The diagnostic of hydraulic fractures is vital to the exploitation of subsurface resource. Diagnostic technique for hydraulic fracture based on the water-hammer pressure have been gradually highlighted owing to their cost effectiveness and simplicity. The present diagnostic models overlook the effects of fluid leak-off and natural fracture in hydraulic fractures, and it is limited for application in naturally fractured reservoirs. In this study, the location and number of hydraulic fractures are first obtained through the enhancement and cepstrum processing of a water-hammer signal.

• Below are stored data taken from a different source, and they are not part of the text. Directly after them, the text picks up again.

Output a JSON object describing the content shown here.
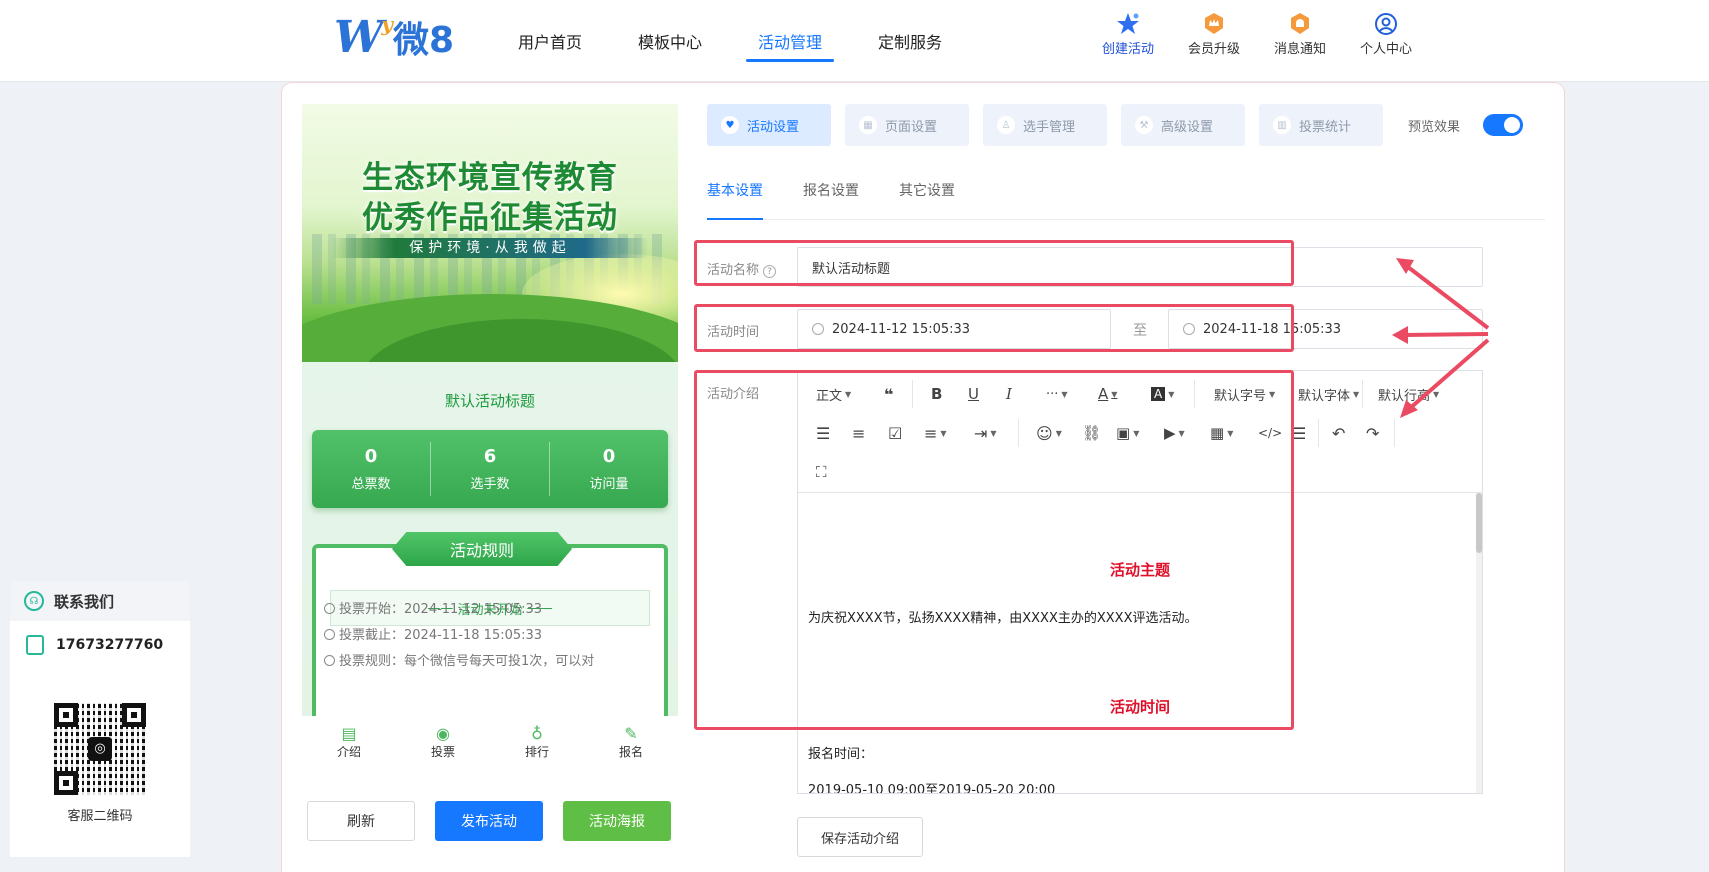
{
  "header": {
    "logo_brand": "W",
    "logo_name": "微8",
    "nav": [
      {
        "label": "用户首页"
      },
      {
        "label": "模板中心"
      },
      {
        "label": "活动管理"
      },
      {
        "label": "定制服务"
      }
    ],
    "tools": [
      {
        "label": "创建活动",
        "icon": "star-icon"
      },
      {
        "label": "会员升级",
        "icon": "crown-badge-icon"
      },
      {
        "label": "消息通知",
        "icon": "bell-badge-icon"
      },
      {
        "label": "个人中心",
        "icon": "user-circle-icon"
      }
    ]
  },
  "preview": {
    "banner_title_1": "生态环境宣传教育",
    "banner_title_2": "优秀作品征集活动",
    "banner_sub": "保护环境·从我做起",
    "activity_title": "默认活动标题",
    "stats": [
      {
        "value": "0",
        "label": "总票数"
      },
      {
        "value": "6",
        "label": "选手数"
      },
      {
        "value": "0",
        "label": "访问量"
      }
    ],
    "rules_heading": "活动规则",
    "rules_status": "活动未开始",
    "rule_lines": [
      "投票开始：2024-11-12 15:05:33",
      "投票截止：2024-11-18 15:05:33",
      "投票规则：每个微信号每天可投1次，可以对"
    ],
    "tabs": [
      {
        "label": "介绍",
        "icon": "document-icon"
      },
      {
        "label": "投票",
        "icon": "vote-icon"
      },
      {
        "label": "排行",
        "icon": "medal-icon"
      },
      {
        "label": "报名",
        "icon": "edit-icon"
      }
    ],
    "buttons": {
      "refresh": "刷新",
      "publish": "发布活动",
      "poster": "活动海报"
    }
  },
  "settings": {
    "tabs": [
      {
        "label": "活动设置",
        "icon": "heart-icon"
      },
      {
        "label": "页面设置",
        "icon": "page-icon"
      },
      {
        "label": "选手管理",
        "icon": "person-icon"
      },
      {
        "label": "高级设置",
        "icon": "tools-icon"
      },
      {
        "label": "投票统计",
        "icon": "chart-icon"
      }
    ],
    "preview_label": "预览效果",
    "preview_on": true,
    "subtabs": [
      "基本设置",
      "报名设置",
      "其它设置"
    ],
    "name_label": "活动名称",
    "name_value": "默认活动标题",
    "time_label": "活动时间",
    "time_start": "2024-11-12 15:05:33",
    "time_to": "至",
    "time_end": "2024-11-18 15:05:33",
    "intro_label": "活动介绍",
    "toolbar": {
      "paragraph": "正文",
      "font_size": "默认字号",
      "font_family": "默认字体",
      "line_height": "默认行高"
    },
    "content": {
      "heading_1": "活动主题",
      "paragraph_1": "为庆祝XXXX节，弘扬XXXX精神，由XXXX主办的XXXX评选活动。",
      "heading_2": "活动时间",
      "paragraph_2": "报名时间：",
      "paragraph_3": "2019-05-10 09:00至2019-05-20 20:00"
    },
    "save_intro": "保存活动介绍"
  },
  "contact": {
    "title": "联系我们",
    "phone": "17673277760",
    "qr_label": "客服二维码"
  },
  "colors": {
    "primary": "#1677ff",
    "green": "#5fbe45",
    "annotation_red": "#ea4b62"
  }
}
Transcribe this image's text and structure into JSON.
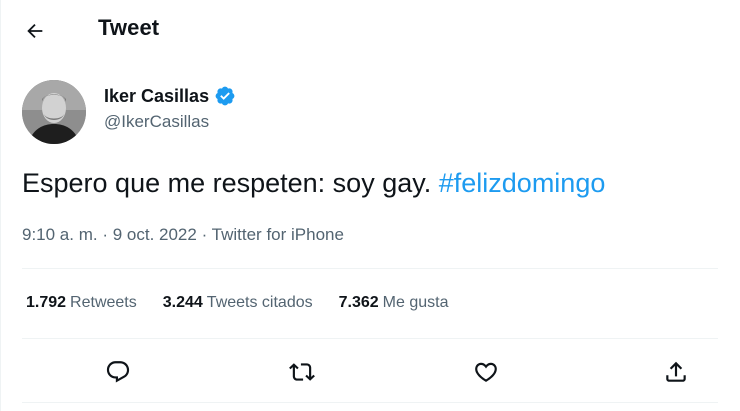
{
  "header": {
    "title": "Tweet",
    "back_icon": "arrow-left-icon"
  },
  "author": {
    "name": "Iker Casillas",
    "handle": "@IkerCasillas",
    "verified_color": "#1d9bf0"
  },
  "tweet": {
    "text": "Espero que me respeten: soy gay.",
    "hashtag": "#felizdomingo",
    "hashtag_color": "#1d9bf0"
  },
  "meta": {
    "time": "9:10 a. m.",
    "separator": " · ",
    "date": "9 oct. 2022",
    "source": "Twitter for iPhone"
  },
  "stats": {
    "retweets_count": "1.792",
    "retweets_label": "Retweets",
    "quotes_count": "3.244",
    "quotes_label": "Tweets citados",
    "likes_count": "7.362",
    "likes_label": "Me gusta"
  },
  "actions": {
    "reply_icon": "reply-icon",
    "retweet_icon": "retweet-icon",
    "like_icon": "heart-icon",
    "share_icon": "share-icon"
  }
}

Subsequently, the water-hammer pressure within the wellbore is calculated by solving the continuity and momentum equations for the fluid. Wellbore and hydraulic fractures are considered as a hydraulic system. To estimate the fracture dimension, flow boundary conditions are imposed to the fluid leak-off, interactions between natural and hydraulic fractures, and multifracture stress shadows. The results show that the fracturing shut-in method can be appropriately adjusted to avoid large pressure pulsations, which damage well integrity, and to obtain a clear water-hammer signal for fracture diagnosis. Natural fractures reduce the hydraulic fracture dimensions but facilitate the creation of complex fracture networks, while this complexity cannot be increased indefinitely. The minimum horizontal stress decreases the fracture dimension and a greater difference in the horizontal stress renders it easier for hydraulic fractures to cross natural fractures to create larger dimensions. The field study shows the optimisation measures can be recommended based on the diagnostic results.